Она положила ребенка на ветхую циновку и притронулась к руке Исмаила:

— Входи, мой милый, входи.

Исмаил глядел на нее остекленевшими глазами, потом переступил порог и обессиленно повалился на глиняный пол.

— Не казнись так, милый. Чего в жизни не случается. Зала была хорошая жена. Покинула она нас, живых, а нам пока что не дано за ней последовать. Возьми себя в руки, пересиль свое горе. У кого умирает жена, у кого — муж. Так уж заведено на свете. Не казнись, о себе подумай. Нам уж и так твой дядя уши прожужжал: мол, Исмаил совсем как полоумный сделался, день и ночь дитя с рук не спускает.

Исмаил от этих слов еще больше лицом потемнел. Искоса глянул на ребенка, который не переставал плакать, лежа на сыром полу.

— Тетя, сделай что-нибудь. Прошу тебя. Сделай, чтобы он замолчал.

Женщина прижала ребенка к груди и заходила из угла в угол.

— Не плачь, маленький, не плачь, сиротка. Чем же тебя покормить?

Тетя Дженнет — так звали женщину — была уже совсем старая. Ее седые волосы местами пожелтели. Все еще тонкую талию перетягивал пестрый бахромчатый кушак. Из-под седых бровей поблескивали крохотные глазки. Сильный мужской подбородок придавал ее лицу выражение непримиримой строгости.

— Говорят, Исмаил, ты плохо смотрел за женой. Оттого она и померла. Ведь крепкая женщина была, здоровая. Как же ты допустил, чтобы она после родов двадцать дней больная на конюшне валялась? И некому было присмотреть за ней, воды подать, накормить. Как же так, Исмаил?

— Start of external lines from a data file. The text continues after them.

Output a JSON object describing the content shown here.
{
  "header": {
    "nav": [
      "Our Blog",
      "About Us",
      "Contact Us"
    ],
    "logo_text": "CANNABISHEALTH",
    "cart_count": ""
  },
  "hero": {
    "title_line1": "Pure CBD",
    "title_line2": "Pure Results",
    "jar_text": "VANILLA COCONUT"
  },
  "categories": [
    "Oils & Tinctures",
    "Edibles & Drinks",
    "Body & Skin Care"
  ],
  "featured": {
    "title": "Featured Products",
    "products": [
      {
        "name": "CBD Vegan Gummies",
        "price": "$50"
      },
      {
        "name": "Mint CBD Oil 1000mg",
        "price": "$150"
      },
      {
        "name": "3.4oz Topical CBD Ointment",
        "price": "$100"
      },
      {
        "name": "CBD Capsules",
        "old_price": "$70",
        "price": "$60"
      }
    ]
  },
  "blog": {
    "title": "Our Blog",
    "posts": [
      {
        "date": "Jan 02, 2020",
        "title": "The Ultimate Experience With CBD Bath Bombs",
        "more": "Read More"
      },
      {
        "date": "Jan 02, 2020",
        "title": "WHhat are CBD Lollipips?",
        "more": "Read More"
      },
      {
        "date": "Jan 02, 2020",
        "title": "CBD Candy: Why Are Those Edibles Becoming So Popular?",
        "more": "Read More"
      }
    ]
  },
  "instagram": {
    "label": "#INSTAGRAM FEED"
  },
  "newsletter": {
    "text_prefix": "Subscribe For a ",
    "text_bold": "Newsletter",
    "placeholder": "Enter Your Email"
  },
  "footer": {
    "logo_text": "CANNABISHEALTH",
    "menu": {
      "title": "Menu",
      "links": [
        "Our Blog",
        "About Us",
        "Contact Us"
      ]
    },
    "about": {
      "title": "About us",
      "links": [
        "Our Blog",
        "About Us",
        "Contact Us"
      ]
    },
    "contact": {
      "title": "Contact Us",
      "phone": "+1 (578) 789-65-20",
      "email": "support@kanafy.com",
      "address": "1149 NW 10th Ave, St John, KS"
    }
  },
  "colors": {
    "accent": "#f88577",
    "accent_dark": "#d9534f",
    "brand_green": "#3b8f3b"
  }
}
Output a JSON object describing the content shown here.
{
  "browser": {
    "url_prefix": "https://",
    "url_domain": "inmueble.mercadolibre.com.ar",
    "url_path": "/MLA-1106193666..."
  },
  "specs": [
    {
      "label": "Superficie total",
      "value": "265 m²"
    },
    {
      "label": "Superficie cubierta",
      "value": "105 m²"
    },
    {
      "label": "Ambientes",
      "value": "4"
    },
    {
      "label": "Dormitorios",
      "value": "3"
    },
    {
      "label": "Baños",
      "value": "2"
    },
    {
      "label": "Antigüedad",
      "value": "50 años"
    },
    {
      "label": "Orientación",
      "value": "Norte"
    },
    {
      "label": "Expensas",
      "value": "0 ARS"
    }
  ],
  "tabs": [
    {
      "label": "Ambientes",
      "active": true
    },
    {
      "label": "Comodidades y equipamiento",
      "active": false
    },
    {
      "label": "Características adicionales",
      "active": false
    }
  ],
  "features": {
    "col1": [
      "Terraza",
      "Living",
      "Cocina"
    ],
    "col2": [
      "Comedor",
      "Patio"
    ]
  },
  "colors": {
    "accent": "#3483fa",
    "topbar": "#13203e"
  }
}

Большой грех на себя взял.

Чья-то тень мелькнула у порога, и в дом робко, бочком, протиснулась Дондю, девушка-соседка, узкоплечая, но с широкими полными бедрами, обтянутыми черными шароварами. Пухлые губы приоткрылись в улыбке, и сверкнули белоснежные, один к одному, зубы. Густые ресницы роняли веселую тень на смуглые щеки. Она не удержалась и бросила кокетливый взгляд на Исмаила, но тут же смущенно потупилась. Тетя Дженнет протянула ей ребенка. Дондю тотчас повернулась спиной к Исмаилу, расстегнула рубашку и сунула в рот младенцу розовый сосок. Тот замолчал.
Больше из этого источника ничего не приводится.